More and more young people are finding their way onto Intercity train lines, balancing hand-in-hand on the tracks and photographing themselves with their smartphones, the Mittledeutsche Zeitung (MZ) reports.
This dangerous new hobby is particularly popular among teenage girls, and signifies courage, the unbreakable bond of their friendship and Fernweh (the longing to travel), the MZ adds.
Police in Saxony-Anhalt said on Sunday they had already caught teenagers taking photos of themselves on train tracks in the east German state on six occasions this year.
And searches for simple terms on Instagram such as "Gleis" (German for "train track") turns up large numbers of such photos.
“The photography takes up their complete attention and they lose awareness of what is going on around them,” a police spokesperson told MZ. “They trust in their friends seeing or hearing the danger, but even on a calm day you hear modern trains too late.”
A train that is travelling at a speed of 160 km/h covers a distance of 100 meters in 2.25 seconds, making getting out of the way extremely difficult.
Four young girls have already paid with their lives for taking part in this trend in recent years, two in Baden-Württemberg and two in North Rhine-Westphalia. All of them were aged 16 or under.
Police also warned against wearing headphones around trains.
At the end of August a 16-year-old from Haale in Saxony-Anhalt was struck by a locomotive while walking along the tracks between two platforms at the towns' main station.
The train driver had tried to warn the teenager of the impending collision by blasting his horn but the young man didn't hear the warning signal over the music he was listening to through his headphones.

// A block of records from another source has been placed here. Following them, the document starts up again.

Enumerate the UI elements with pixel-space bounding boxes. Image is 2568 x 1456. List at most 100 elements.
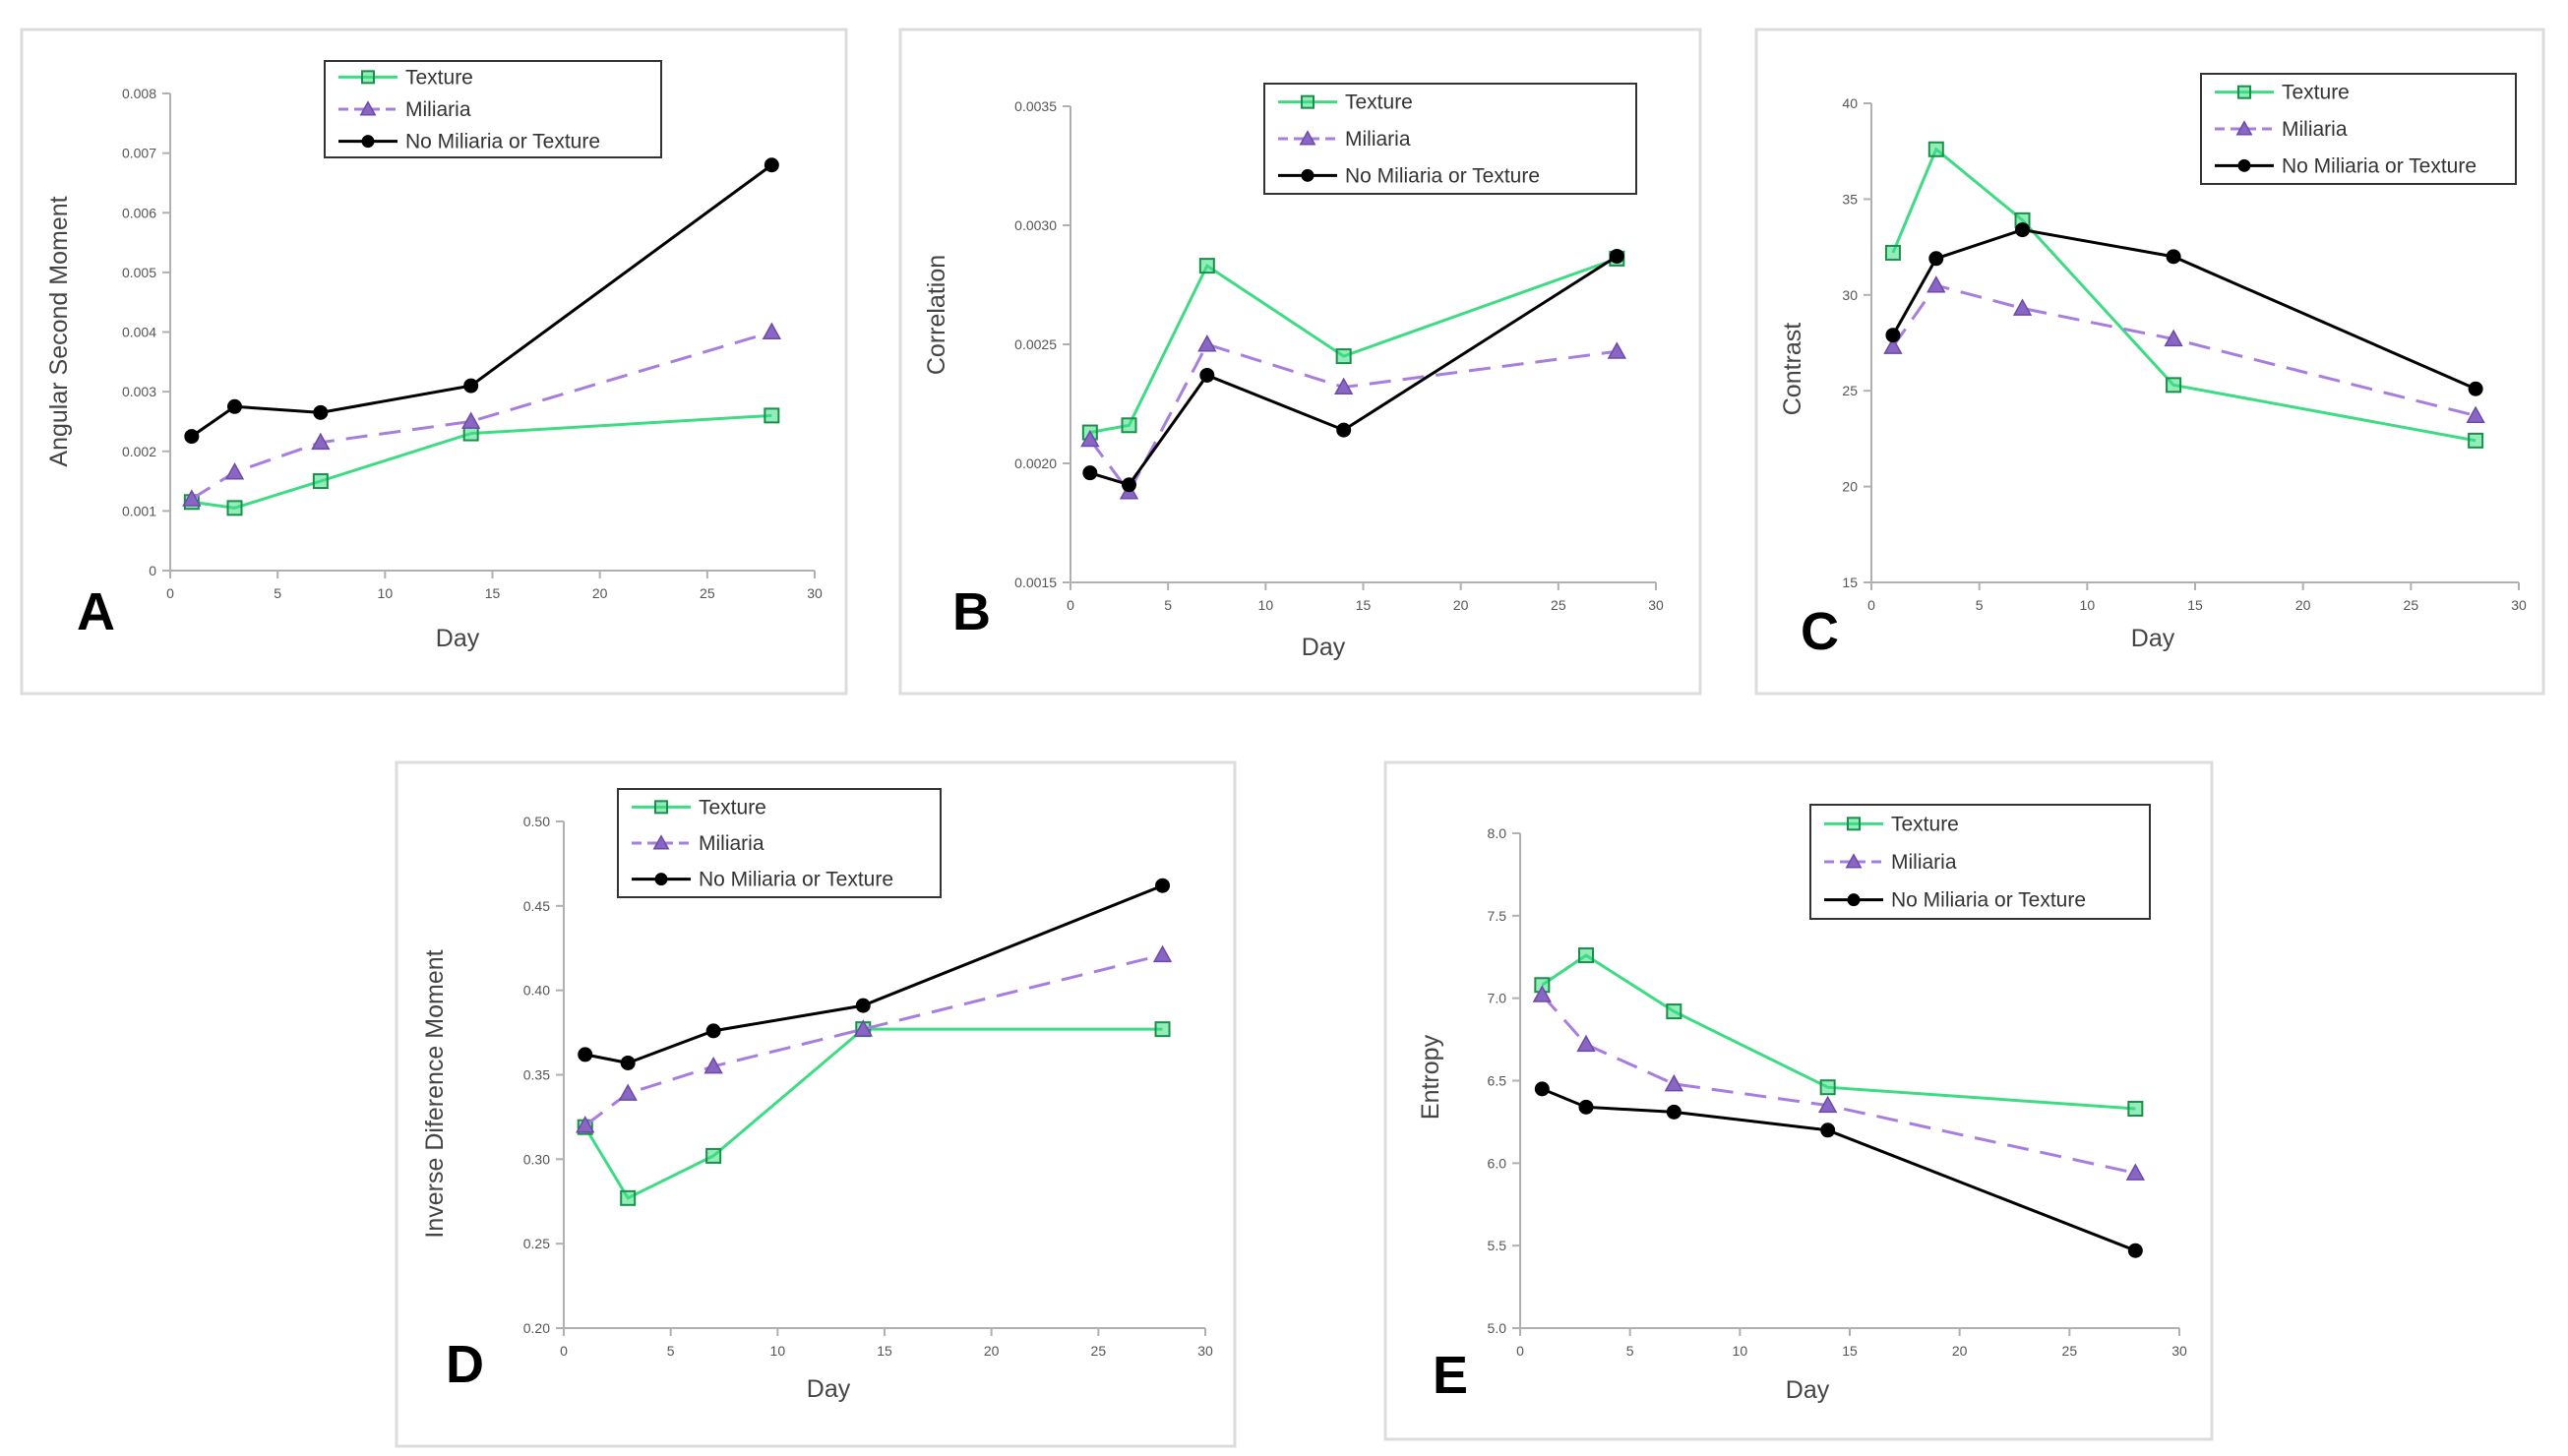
- data-point-texture: [2468, 432, 2484, 449]
- data-point-miliaria: [1817, 1095, 1838, 1114]
- legend-marker-none: [361, 135, 375, 149]
- y-axis-title: Inverse Diference Moment: [421, 949, 449, 1238]
- legend-marker-miliaria: [1299, 130, 1316, 146]
- x-tick-label: 10: [2080, 597, 2096, 613]
- y-tick-label: 5.5: [1488, 1238, 1507, 1253]
- panel-letter: E: [1433, 1346, 1468, 1405]
- data-point-texture: [1578, 947, 1594, 964]
- x-tick-label: 0: [166, 585, 174, 601]
- y-tick-label: 20: [1842, 479, 1858, 495]
- data-point-none: [855, 998, 871, 1013]
- data-point-texture: [2127, 1101, 2144, 1118]
- legend-marker-none: [654, 873, 668, 886]
- data-point-miliaria: [182, 489, 202, 507]
- x-tick-label: 5: [274, 585, 281, 601]
- panel-letter: A: [77, 582, 115, 641]
- data-point-miliaria: [224, 462, 245, 480]
- y-tick-label: 0.006: [122, 205, 156, 220]
- x-tick-label: 30: [2511, 597, 2527, 613]
- x-tick-label: 5: [667, 1343, 675, 1359]
- legend: Texture Miliaria No Miliaria or Texture: [2200, 73, 2517, 185]
- y-tick-label: 30: [1842, 287, 1858, 303]
- legend-label-miliaria: Miliaria: [1891, 851, 1957, 874]
- data-point-texture: [1927, 141, 1944, 157]
- y-tick-label: 0.002: [122, 444, 156, 459]
- data-point-texture: [226, 500, 243, 516]
- data-point-none: [1666, 1104, 1681, 1120]
- panel-letter: B: [952, 582, 991, 641]
- series-line-miliaria: [1088, 342, 1618, 495]
- x-tick-label: 0: [1516, 1343, 1524, 1359]
- panel-a: 0 0.001 0.002 0.003 0.004 0.005 0.006 0.007 0.00…: [20, 28, 848, 696]
- x-tick-label: 5: [1164, 597, 1172, 613]
- y-tick-label: 7.0: [1488, 991, 1507, 1006]
- data-point-none: [2127, 1243, 2143, 1258]
- data-point-texture: [1121, 417, 1137, 434]
- y-tick-label: 0.0020: [1014, 455, 1057, 471]
- y-tick-label: 0.30: [523, 1151, 550, 1167]
- data-point-none: [1082, 465, 1098, 481]
- y-tick-label: 0.007: [122, 146, 156, 161]
- legend-label-texture: Texture: [1891, 813, 1959, 835]
- x-tick-label: 25: [2404, 597, 2419, 613]
- data-point-miliaria: [762, 322, 782, 339]
- panel-letter: D: [446, 1335, 484, 1394]
- legend-marker-miliaria: [2235, 120, 2253, 136]
- x-tick-label: 15: [877, 1343, 892, 1359]
- legend: Texture Miliaria No Miliaria or Texture: [1809, 804, 2151, 920]
- data-point-none: [764, 157, 779, 173]
- x-tick-label: 15: [1356, 597, 1372, 613]
- x-tick-label: 30: [2171, 1343, 2187, 1359]
- panel-letter: C: [1801, 602, 1839, 661]
- legend-label-miliaria: Miliaria: [699, 832, 764, 855]
- x-tick-label: 5: [1626, 1343, 1634, 1359]
- legend-marker-miliaria: [652, 834, 670, 850]
- y-axis-title: Contrast: [1779, 323, 1806, 416]
- data-point-none: [1199, 367, 1215, 383]
- data-point-none: [1578, 1099, 1594, 1115]
- y-tick-label: 8.0: [1488, 825, 1507, 841]
- legend-marker-miliaria: [1845, 853, 1863, 869]
- data-point-texture: [1666, 1003, 1682, 1020]
- panel-b: 0.0015 0.0020 0.0025 0.0030 0.0035 0 5 10 15 20 25…: [898, 28, 1702, 696]
- y-tick-label: 0.20: [523, 1320, 550, 1336]
- data-point-miliaria: [1152, 944, 1173, 963]
- data-point-none: [184, 429, 200, 445]
- y-tick-label: 0.004: [122, 325, 156, 340]
- panel-e: 5.0 5.5 6.0 6.5 7.0 7.5 8.0 0 5 10 15 20 25 30 Day Entr…: [1383, 760, 2214, 1441]
- data-point-none: [1609, 248, 1624, 264]
- y-axis-title: Entropy: [1417, 1034, 1444, 1120]
- x-tick-label: 15: [485, 585, 501, 601]
- data-point-miliaria: [1197, 334, 1217, 352]
- data-point-miliaria: [2164, 329, 2183, 347]
- y-tick-label: 0.25: [523, 1236, 550, 1251]
- data-point-miliaria: [1664, 1073, 1684, 1092]
- legend-marker-texture: [361, 70, 375, 85]
- x-tick-label: 0: [560, 1343, 568, 1359]
- y-tick-label: 0.008: [122, 86, 156, 101]
- data-point-miliaria: [1883, 336, 1903, 354]
- y-tick-label: 0.003: [122, 384, 156, 399]
- y-tick-label: 6.0: [1488, 1155, 1507, 1171]
- legend-label-none: No Miliaria or Texture: [2282, 154, 2476, 177]
- legend-label-none: No Miliaria or Texture: [1891, 889, 2086, 912]
- legend-marker-none: [2237, 158, 2251, 172]
- legend-marker-none: [1301, 168, 1315, 182]
- data-point-miliaria: [1576, 1034, 1596, 1053]
- legend-marker-texture: [654, 800, 668, 815]
- y-tick-label: 40: [1842, 95, 1858, 111]
- x-tick-label: 25: [1091, 1343, 1107, 1359]
- y-tick-label: 6.5: [1488, 1073, 1507, 1089]
- data-point-texture: [1884, 244, 1901, 261]
- data-point-texture: [1198, 258, 1215, 274]
- legend-label-miliaria: Miliaria: [2282, 118, 2348, 141]
- data-point-texture: [1335, 348, 1352, 365]
- data-point-none: [2468, 381, 2483, 396]
- data-point-miliaria: [1532, 985, 1553, 1002]
- x-tick-label: 25: [2062, 1343, 2078, 1359]
- data-point-miliaria: [1080, 429, 1100, 448]
- x-tick-label: 10: [1258, 597, 1274, 613]
- legend-label-none: No Miliaria or Texture: [1345, 164, 1540, 187]
- legend: Texture Miliaria No Miliaria or Texture: [1263, 83, 1637, 195]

He was struck in the shoulder and had to be taken to hospital.
Similarly, in February a 21-year-old was killed in Saxony-Anhalt while out running. He crossed a train track wearing headphones and did not see an Intercity train approaching, which fatally struck him.
Police have taken measures to counteract the carelessness of young people around trains, including distributing flyers and sending officers to schools to advise about the dangers, the police spokesperson said.